One of the more prominent rooms would be restored to German American architect Theobald Engelhardt’s original vision for his prosperous client. A room in the basement would function as a speakeasy to educate patrons on Prohibition’s toll on Bushwick’s breweries, which at one point produced a quarter of all beer in the United States. One for the blockbusting era of the 1960s, with an animatronic predatory real estate agent warning of a new influx of people from Puerto Rico. A very poignant room with no light but the sound of sirens and shouts recalling the July 1977 blackouts and the widespread looting and fires that followed, exacerbating Bushwick’s precipitous decline through the 1980s. A room dedicated to the Nuwaubian Nation, a Black Muslim separatist group led by Dwight “Dr. Malachi” York, who owned 751 and several other properties on the block until decamping in the early ’90s to a more appropriate cult setting in rural Georgia. (A nearby eye-catching Nuwaubian outpost, the All Eyes on Egipt Bookstore, is still in business.) Then on to the Renaissance Era and the young math genius’s room in the steeple, its slanting walls covered in chicken-scratch equations. Last but not least, my bedroom, where an actor will play me lying in bed, scrolling on my phone, smoking a spliff, and watching House Hunters.

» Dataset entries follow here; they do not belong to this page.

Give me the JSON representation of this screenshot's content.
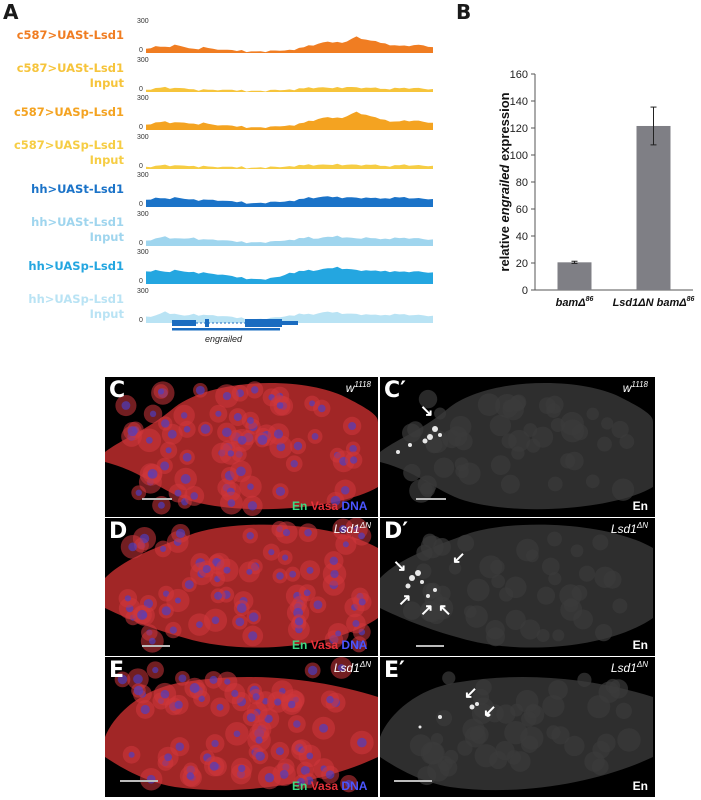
{
  "panels": {
    "a": "A",
    "b": "B",
    "c": "C",
    "c_prime": "C′",
    "d": "D",
    "d_prime": "D′",
    "e": "E",
    "e_prime": "E′"
  },
  "tracks": [
    {
      "label": "c587>UASt-Lsd1",
      "color": "#f07d22",
      "max": "300",
      "min": "0",
      "profile": [
        0.12,
        0.18,
        0.15,
        0.2,
        0.16,
        0.1,
        0.14,
        0.12,
        0.08,
        0.06,
        0.05,
        0.04,
        0.03,
        0.04,
        0.06,
        0.08,
        0.12,
        0.18,
        0.25,
        0.3,
        0.28,
        0.32,
        0.45,
        0.35,
        0.3,
        0.26,
        0.2,
        0.18,
        0.22,
        0.2,
        0.14
      ]
    },
    {
      "label": "c587>UASt-Lsd1\nInput",
      "color": "#f6c43b",
      "max": "300",
      "min": "0",
      "profile": [
        0.06,
        0.1,
        0.12,
        0.08,
        0.1,
        0.06,
        0.05,
        0.06,
        0.05,
        0.04,
        0.03,
        0.03,
        0.02,
        0.03,
        0.05,
        0.06,
        0.08,
        0.1,
        0.12,
        0.1,
        0.11,
        0.14,
        0.12,
        0.1,
        0.09,
        0.08,
        0.1,
        0.09,
        0.11,
        0.08,
        0.06
      ]
    },
    {
      "label": "c587>UASp-Lsd1",
      "color": "#f4a321",
      "max": "300",
      "min": "0",
      "profile": [
        0.15,
        0.2,
        0.22,
        0.18,
        0.2,
        0.16,
        0.18,
        0.15,
        0.12,
        0.1,
        0.08,
        0.07,
        0.06,
        0.07,
        0.1,
        0.12,
        0.16,
        0.22,
        0.3,
        0.34,
        0.32,
        0.38,
        0.5,
        0.4,
        0.32,
        0.28,
        0.22,
        0.24,
        0.26,
        0.22,
        0.18
      ]
    },
    {
      "label": "c587>UASp-Lsd1\nInput",
      "color": "#f6cd44",
      "max": "300",
      "min": "0",
      "profile": [
        0.06,
        0.08,
        0.1,
        0.07,
        0.09,
        0.07,
        0.06,
        0.06,
        0.05,
        0.04,
        0.04,
        0.03,
        0.03,
        0.04,
        0.05,
        0.07,
        0.09,
        0.1,
        0.11,
        0.1,
        0.12,
        0.12,
        0.11,
        0.1,
        0.09,
        0.08,
        0.09,
        0.1,
        0.1,
        0.08,
        0.07
      ]
    },
    {
      "label": "hh>UASt-Lsd1",
      "color": "#1b73c8",
      "max": "300",
      "min": "0",
      "profile": [
        0.2,
        0.25,
        0.22,
        0.24,
        0.22,
        0.2,
        0.18,
        0.2,
        0.16,
        0.14,
        0.12,
        0.1,
        0.1,
        0.12,
        0.14,
        0.16,
        0.2,
        0.24,
        0.26,
        0.28,
        0.26,
        0.27,
        0.25,
        0.24,
        0.22,
        0.24,
        0.26,
        0.25,
        0.24,
        0.22,
        0.2
      ]
    },
    {
      "label": "hh>UASt-Lsd1\nInput",
      "color": "#9fd5ee",
      "max": "300",
      "min": "0",
      "profile": [
        0.15,
        0.2,
        0.25,
        0.18,
        0.2,
        0.22,
        0.16,
        0.18,
        0.15,
        0.12,
        0.1,
        0.1,
        0.09,
        0.1,
        0.14,
        0.16,
        0.2,
        0.22,
        0.2,
        0.24,
        0.26,
        0.24,
        0.2,
        0.22,
        0.18,
        0.2,
        0.22,
        0.2,
        0.22,
        0.18,
        0.16
      ]
    },
    {
      "label": "hh>UASp-Lsd1",
      "color": "#24a6e0",
      "max": "300",
      "min": "0",
      "profile": [
        0.35,
        0.38,
        0.32,
        0.36,
        0.34,
        0.32,
        0.3,
        0.28,
        0.25,
        0.2,
        0.16,
        0.14,
        0.12,
        0.14,
        0.2,
        0.3,
        0.34,
        0.36,
        0.38,
        0.42,
        0.45,
        0.42,
        0.38,
        0.36,
        0.34,
        0.36,
        0.34,
        0.32,
        0.35,
        0.32,
        0.3
      ]
    },
    {
      "label": "hh>UASp-Lsd1\nInput",
      "color": "#b9e3f4",
      "max": "300",
      "min": "0",
      "profile": [
        0.18,
        0.2,
        0.3,
        0.22,
        0.2,
        0.24,
        0.2,
        0.22,
        0.18,
        0.15,
        0.12,
        0.1,
        0.1,
        0.12,
        0.16,
        0.2,
        0.24,
        0.22,
        0.26,
        0.3,
        0.28,
        0.26,
        0.24,
        0.22,
        0.2,
        0.22,
        0.24,
        0.22,
        0.22,
        0.2,
        0.18
      ]
    }
  ],
  "gene": {
    "name": "engrailed",
    "color": "#1a6cc0"
  },
  "chart_data": {
    "type": "bar",
    "categories": [
      "bamΔ",
      "Lsd1ΔN bamΔ"
    ],
    "category_super": [
      "86",
      "86"
    ],
    "values": [
      20.5,
      121.5
    ],
    "errors": [
      0.8,
      14
    ],
    "ylabel_pre": "relative ",
    "ylabel_italic": "engrailed",
    "ylabel_post": " expression",
    "ylim": [
      0,
      160
    ],
    "yticks": [
      "0",
      "20",
      "40",
      "60",
      "80",
      "100",
      "120",
      "140",
      "160"
    ],
    "bar_color": "#7f7f85",
    "grid": false
  },
  "micrographs": {
    "c": {
      "genotype_base": "w",
      "genotype_sup": "1118",
      "stain_en": "En",
      "stain_vasa": "Vasa",
      "stain_dna": "DNA"
    },
    "c_prime": {
      "genotype_base": "w",
      "genotype_sup": "1118",
      "channel": "En"
    },
    "d": {
      "genotype_base": "Lsd1",
      "genotype_sup": "ΔN",
      "stain_en": "En",
      "stain_vasa": "Vasa",
      "stain_dna": "DNA"
    },
    "d_prime": {
      "genotype_base": "Lsd1",
      "genotype_sup": "ΔN",
      "channel": "En"
    },
    "e": {
      "genotype_base": "Lsd1",
      "genotype_sup": "ΔN",
      "stain_en": "En",
      "stain_vasa": "Vasa",
      "stain_dna": "DNA"
    },
    "e_prime": {
      "genotype_base": "Lsd1",
      "genotype_sup": "ΔN",
      "channel": "En"
    }
  },
  "colors": {
    "en": "#3ddc84",
    "vasa": "#e8313a",
    "dna": "#3340e6"
  }
}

There seems to be a certain inevitability in the way a city changes shape over time and how we change along with it. Cities naturally develop a complex patina of past, present, and future in spite of the wishes of a megalomaniacal developer or the dramatic actions of a local preservationist clique. Whether you’re a NIMBY, YIMBY, or a FURBY, there is a subjective quality to preservation. The past is always fading away, escaping our grasp—that buzzy Times article is now littered with dead hyperlinks to websites of past residents’ bands. Nothing lasts forever, but everything—to paraphrase a line from my conversation with documentarian John Wilson in NYRA #36—eventually becomes interesting. So I look forward to 2035, when I approach Myrtle Broadway on the bullet train, hail an e-horse, and neigh, “751 Bushwick Ave., please.” I dismount and walk up the stairs to see my old room meticulously reconstructed, point to the reenactment of a handsome twenty-something on his phone in bed, and say, “That was me, the renaissance man from the article in the paper.” What they don’t know is that I wrote it.